In fact, if people are taking selfies in connection with your events, it is likely they aren’t going far enough to suit your needs. A pose with a group of friends may be meaningful to an individual. But every attendee taking a similar pose against a similar background is going to lose its novelty rather quickly if you start to draw attention to a collection of such images.
Snorg Tees has one of my favorite uses of customer selfies with their sizing chart models. They ask people to submit pictures of themselves wearing the company t-shirts along with their height and weight. The consumer gets to see how the shirts fit on real life people rather than the handsome/lovely models hired for the advertisements.
This effort helps create a bond between the company and its customers. Because I knew that these models weren’t primped and posed in the most ideal positions it gave me added confidence when shopping for Christmas gifts for my nieces and nephews.
Engendering a sense of confidence in people who are not already customers is one goal for a patron selfie campaign. Credibility increases when people are reasonably certain what they are viewing is authentic rather than manipulated as part of a campaign.
Over the last year, a local museum has been emphasizing that membership in the museum gains you full or partial membership status at museums belonging to the North American Reciprocal Museum (NARM) Association. They have been encouraging members to send in pictures of themselves with their card at various museums around the country.
Then they post those pictures on Facebook:
Sometimes you promote yourself best by promoting other arts organizations. It can go to show that your existing supporters are culturally omnivorous and adventuresome.
If you are concerned that such pictures with captions of “from their $400 parterre seats in the Met Opera” will only reinforce the image of the arts as something only the elite indulge in, an alternative option might be “What I Did On My Vacation” theme where you ask people to take pictures of themselves wearing your organizational t-shirt.
That way you may end up with pictures of people mountain climbing, sky diving, visiting Graceland, shopping at the Mall of America, etc in your shirt providing that sense that regular people with adventurous tastes participate with your organization.
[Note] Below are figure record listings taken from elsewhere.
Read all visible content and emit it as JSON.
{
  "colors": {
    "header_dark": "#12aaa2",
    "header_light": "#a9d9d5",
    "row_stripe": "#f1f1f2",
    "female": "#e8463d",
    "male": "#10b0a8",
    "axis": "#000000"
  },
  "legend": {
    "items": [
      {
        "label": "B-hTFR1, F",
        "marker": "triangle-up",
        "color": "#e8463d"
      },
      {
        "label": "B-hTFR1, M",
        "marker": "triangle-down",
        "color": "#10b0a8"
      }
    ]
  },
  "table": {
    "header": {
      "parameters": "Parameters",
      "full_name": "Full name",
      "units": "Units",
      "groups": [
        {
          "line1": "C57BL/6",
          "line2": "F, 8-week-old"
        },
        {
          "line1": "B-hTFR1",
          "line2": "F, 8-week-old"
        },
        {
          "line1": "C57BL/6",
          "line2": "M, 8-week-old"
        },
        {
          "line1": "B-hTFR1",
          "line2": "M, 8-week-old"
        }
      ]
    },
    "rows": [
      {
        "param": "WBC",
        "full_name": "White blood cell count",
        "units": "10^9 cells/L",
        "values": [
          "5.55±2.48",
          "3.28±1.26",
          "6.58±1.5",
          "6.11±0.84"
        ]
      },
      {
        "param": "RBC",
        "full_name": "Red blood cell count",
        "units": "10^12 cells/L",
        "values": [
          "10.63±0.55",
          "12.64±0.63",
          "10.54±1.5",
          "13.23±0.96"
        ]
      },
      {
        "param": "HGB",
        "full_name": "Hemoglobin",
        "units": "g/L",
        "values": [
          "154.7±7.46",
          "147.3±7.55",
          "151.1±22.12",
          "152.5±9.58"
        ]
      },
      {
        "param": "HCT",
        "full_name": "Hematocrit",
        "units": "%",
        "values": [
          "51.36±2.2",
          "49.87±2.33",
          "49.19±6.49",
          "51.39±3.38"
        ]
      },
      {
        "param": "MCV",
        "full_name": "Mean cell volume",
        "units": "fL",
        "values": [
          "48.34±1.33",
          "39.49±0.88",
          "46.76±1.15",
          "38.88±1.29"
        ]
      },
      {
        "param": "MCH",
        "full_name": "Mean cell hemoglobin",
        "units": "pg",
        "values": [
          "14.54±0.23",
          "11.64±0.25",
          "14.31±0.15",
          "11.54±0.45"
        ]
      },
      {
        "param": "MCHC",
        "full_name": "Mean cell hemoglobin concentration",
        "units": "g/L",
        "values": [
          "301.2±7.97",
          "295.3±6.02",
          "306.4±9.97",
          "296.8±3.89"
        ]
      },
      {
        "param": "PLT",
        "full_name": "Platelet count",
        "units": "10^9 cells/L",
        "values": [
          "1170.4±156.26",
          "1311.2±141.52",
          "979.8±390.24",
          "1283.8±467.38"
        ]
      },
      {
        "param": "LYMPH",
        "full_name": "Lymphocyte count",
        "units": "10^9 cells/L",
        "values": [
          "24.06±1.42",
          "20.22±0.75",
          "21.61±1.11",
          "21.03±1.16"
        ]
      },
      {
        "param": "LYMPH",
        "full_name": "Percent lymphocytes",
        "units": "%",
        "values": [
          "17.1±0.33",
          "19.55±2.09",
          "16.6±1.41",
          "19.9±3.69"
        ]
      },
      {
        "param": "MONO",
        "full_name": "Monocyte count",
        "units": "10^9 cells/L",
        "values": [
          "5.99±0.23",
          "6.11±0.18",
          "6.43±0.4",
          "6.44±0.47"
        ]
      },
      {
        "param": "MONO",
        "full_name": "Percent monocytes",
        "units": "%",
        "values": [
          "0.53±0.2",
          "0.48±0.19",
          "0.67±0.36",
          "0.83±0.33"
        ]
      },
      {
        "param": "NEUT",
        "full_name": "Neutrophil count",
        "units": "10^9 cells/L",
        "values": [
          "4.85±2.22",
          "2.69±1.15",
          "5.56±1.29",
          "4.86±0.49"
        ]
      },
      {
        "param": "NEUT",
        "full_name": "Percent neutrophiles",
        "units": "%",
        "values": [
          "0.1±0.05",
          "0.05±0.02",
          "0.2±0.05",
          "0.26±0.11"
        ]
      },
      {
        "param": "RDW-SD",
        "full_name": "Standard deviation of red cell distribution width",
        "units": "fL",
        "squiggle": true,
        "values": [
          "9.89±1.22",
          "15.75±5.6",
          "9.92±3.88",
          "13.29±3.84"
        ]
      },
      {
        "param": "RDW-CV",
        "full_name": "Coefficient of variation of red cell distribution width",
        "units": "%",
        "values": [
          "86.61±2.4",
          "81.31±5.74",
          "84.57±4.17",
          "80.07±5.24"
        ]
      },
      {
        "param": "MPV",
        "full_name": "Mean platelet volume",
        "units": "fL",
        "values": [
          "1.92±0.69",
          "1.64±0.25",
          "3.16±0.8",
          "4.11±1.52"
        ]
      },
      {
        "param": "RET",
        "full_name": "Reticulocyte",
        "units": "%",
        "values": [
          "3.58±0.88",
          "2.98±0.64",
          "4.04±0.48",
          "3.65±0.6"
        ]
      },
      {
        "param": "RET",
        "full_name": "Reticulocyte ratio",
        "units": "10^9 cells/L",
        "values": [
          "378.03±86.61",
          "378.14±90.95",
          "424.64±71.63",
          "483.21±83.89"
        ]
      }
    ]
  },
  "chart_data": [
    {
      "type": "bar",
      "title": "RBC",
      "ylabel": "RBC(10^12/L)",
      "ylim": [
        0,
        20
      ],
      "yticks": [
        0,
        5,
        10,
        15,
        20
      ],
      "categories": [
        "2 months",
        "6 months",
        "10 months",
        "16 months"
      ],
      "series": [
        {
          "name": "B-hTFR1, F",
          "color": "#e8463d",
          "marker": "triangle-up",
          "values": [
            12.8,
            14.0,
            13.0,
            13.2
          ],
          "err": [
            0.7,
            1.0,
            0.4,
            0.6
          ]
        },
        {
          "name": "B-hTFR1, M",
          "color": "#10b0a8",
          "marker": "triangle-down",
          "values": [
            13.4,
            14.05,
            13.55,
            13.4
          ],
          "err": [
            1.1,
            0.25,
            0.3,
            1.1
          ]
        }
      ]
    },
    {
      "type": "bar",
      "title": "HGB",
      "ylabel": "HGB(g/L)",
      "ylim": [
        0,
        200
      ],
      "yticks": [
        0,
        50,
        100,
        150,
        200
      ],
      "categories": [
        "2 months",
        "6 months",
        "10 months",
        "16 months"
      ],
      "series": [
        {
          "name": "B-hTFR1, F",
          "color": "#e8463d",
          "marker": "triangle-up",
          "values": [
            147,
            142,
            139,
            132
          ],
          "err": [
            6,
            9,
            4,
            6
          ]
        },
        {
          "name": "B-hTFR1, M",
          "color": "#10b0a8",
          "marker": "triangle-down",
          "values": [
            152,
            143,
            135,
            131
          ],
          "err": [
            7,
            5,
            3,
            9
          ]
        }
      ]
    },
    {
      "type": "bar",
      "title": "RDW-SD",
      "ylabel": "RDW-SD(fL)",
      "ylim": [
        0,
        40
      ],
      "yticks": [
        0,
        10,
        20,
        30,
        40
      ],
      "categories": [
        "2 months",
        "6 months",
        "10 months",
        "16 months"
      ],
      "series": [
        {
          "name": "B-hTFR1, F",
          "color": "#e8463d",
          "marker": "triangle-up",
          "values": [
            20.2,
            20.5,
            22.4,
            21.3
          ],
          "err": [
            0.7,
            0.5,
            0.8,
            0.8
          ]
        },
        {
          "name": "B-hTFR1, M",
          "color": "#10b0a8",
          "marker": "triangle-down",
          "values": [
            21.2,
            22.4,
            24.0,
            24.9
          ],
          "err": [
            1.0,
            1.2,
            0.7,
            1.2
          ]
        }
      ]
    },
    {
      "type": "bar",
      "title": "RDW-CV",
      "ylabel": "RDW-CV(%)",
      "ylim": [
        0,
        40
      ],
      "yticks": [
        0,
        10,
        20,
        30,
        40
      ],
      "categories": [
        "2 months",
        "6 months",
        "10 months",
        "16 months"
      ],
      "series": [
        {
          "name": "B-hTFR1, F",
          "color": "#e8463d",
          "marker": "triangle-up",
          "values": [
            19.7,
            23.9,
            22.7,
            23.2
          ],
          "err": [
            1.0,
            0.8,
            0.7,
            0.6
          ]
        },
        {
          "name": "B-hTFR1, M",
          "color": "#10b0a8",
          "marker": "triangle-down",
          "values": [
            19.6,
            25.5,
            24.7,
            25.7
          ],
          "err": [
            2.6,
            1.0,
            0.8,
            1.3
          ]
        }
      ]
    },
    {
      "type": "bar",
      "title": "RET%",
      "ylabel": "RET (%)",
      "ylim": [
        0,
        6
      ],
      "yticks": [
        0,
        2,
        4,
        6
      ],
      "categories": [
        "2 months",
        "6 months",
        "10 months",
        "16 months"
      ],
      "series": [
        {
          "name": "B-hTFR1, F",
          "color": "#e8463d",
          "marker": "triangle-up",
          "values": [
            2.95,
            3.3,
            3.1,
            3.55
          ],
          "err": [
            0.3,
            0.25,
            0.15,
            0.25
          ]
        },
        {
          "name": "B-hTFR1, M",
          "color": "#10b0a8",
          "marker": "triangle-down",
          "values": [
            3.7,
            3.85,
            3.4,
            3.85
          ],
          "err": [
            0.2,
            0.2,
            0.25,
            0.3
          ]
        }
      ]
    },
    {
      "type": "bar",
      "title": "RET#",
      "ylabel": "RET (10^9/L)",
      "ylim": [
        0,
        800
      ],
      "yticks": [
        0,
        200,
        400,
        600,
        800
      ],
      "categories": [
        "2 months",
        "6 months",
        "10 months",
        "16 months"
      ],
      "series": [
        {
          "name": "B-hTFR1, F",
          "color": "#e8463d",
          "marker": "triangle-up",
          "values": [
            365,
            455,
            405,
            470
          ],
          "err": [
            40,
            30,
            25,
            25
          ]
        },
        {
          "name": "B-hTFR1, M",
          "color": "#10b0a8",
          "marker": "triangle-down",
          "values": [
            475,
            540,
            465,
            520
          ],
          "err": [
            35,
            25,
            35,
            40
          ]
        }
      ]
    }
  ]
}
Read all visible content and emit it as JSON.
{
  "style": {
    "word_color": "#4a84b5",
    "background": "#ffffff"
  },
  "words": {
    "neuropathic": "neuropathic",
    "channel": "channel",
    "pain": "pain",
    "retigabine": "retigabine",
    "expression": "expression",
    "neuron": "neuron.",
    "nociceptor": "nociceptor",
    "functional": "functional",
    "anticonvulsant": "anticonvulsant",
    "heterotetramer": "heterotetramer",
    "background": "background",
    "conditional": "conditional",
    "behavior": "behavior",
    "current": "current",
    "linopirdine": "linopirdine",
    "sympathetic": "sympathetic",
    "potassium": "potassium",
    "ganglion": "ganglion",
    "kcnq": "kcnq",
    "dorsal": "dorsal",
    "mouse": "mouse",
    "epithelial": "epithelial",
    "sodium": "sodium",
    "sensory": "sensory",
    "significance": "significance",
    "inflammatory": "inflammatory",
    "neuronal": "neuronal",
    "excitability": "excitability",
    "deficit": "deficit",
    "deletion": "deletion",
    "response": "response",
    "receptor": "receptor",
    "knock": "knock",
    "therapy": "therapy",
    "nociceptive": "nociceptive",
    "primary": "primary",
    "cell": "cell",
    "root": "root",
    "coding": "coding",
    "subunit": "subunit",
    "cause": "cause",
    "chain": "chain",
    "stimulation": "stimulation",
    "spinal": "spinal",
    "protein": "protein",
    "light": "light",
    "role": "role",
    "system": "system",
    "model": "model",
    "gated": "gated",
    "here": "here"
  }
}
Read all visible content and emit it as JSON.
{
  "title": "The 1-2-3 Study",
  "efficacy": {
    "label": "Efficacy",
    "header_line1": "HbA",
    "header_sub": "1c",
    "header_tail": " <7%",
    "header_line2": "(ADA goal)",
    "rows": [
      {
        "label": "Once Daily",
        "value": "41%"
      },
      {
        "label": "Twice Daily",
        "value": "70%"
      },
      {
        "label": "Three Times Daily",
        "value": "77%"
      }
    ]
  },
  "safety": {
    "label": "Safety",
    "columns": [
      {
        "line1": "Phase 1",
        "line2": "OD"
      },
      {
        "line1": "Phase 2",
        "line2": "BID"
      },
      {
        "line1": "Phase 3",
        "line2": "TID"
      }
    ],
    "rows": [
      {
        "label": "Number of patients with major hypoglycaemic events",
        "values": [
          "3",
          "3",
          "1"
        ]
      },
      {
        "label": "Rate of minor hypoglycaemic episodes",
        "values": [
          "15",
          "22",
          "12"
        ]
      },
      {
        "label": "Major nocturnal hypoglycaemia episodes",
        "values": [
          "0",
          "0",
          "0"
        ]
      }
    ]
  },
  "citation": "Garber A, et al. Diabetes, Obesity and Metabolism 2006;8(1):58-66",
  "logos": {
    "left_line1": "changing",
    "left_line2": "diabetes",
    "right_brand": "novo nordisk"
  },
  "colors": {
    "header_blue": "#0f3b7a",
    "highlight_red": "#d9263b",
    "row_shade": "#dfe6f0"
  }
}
Because many people are sensitive to the type of personal information being shared online, be sure to only use the information about the person that has been provided to you.
You may know that Alison is a 10 year old from Jamesville and goes to Central Middle School. If Alison’s parents only provided her first name, that is what you should stick with until you get permission to include anything else.
This should be the policy regardless of whether the subjects in the image are minors or not. Everyone’s privacy should be respected equally.